Mosaic AI Gateway

Preview

This feature is in Public Preview.

This article describes Mosaic AI Gateway, the Databricks solution for governing and monitoring access to supported generative AI models and their associated model serving endpoints.

What is Mosaic AI Gateway?

Mosaic AI Gateway is designed to streamline the usage and management of generative AI models within an organization. It is a centralized service that brings governance, monitoring, and production readiness to model serving endpoints. It also allows you to run, secure, and govern AI traffic to democratize and accelerate AI adoption for your organization.

All data is logged into Delta tables in Unity Catalog.

To start visualizing insights from your AI Gateway data, download the example AI Gateway dashboard from GitHub. This dashboard leverages the data from the usage tracking and payload logging inference tables.

After you download the JSON file, import the dashboard into your workspace. For instructions on importing dashboards, see Import a dashboard file.

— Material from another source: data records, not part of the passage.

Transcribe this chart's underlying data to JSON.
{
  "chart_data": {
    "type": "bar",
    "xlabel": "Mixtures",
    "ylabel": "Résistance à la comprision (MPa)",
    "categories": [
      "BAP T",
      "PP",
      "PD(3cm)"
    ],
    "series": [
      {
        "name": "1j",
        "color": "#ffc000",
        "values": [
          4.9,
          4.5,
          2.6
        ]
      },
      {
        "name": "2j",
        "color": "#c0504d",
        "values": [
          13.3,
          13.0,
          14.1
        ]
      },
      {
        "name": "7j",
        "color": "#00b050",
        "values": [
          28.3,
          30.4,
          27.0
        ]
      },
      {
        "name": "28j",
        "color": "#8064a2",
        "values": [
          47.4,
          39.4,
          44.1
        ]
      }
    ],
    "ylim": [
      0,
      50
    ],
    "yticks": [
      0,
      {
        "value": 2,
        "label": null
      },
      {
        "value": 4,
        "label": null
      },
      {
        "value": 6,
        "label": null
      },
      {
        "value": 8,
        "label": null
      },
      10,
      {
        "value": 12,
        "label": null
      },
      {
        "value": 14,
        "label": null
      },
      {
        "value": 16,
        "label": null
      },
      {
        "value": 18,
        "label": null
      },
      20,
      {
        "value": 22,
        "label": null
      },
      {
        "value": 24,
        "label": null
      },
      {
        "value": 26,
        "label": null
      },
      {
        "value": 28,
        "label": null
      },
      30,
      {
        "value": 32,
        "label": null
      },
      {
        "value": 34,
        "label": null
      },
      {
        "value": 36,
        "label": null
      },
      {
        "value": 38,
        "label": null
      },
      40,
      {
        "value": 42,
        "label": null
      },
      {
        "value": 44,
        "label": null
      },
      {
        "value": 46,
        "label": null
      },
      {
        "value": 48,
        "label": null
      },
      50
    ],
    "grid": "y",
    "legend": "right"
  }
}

AI Gateway supports the following features:

  • Permission and rate limiting to control who has access and how much access.

  • Payload logging to monitor and audit data being sent to model APIs using inference tables.

  • Usage tracking to monitor operational usage on endpoints and associated costs using system tables.

  • Traffic routing to minimize production outages during and after deployment.

Mosaic AI Gateway incurs charges on an enabled feature basis. During preview these paid features include payload logging and usage tracking. Features such as query permissions, rate limiting, and traffic routing are free of charge. Any new features are subject to charge.

Use AI Gateway

You can configure AI Gateway features on your model serving endpoints using the Serving UI. See Configure AI Gateway on model serving endpoints.

Limitations

AI Gateway is only supported for model serving endpoints that serve external models.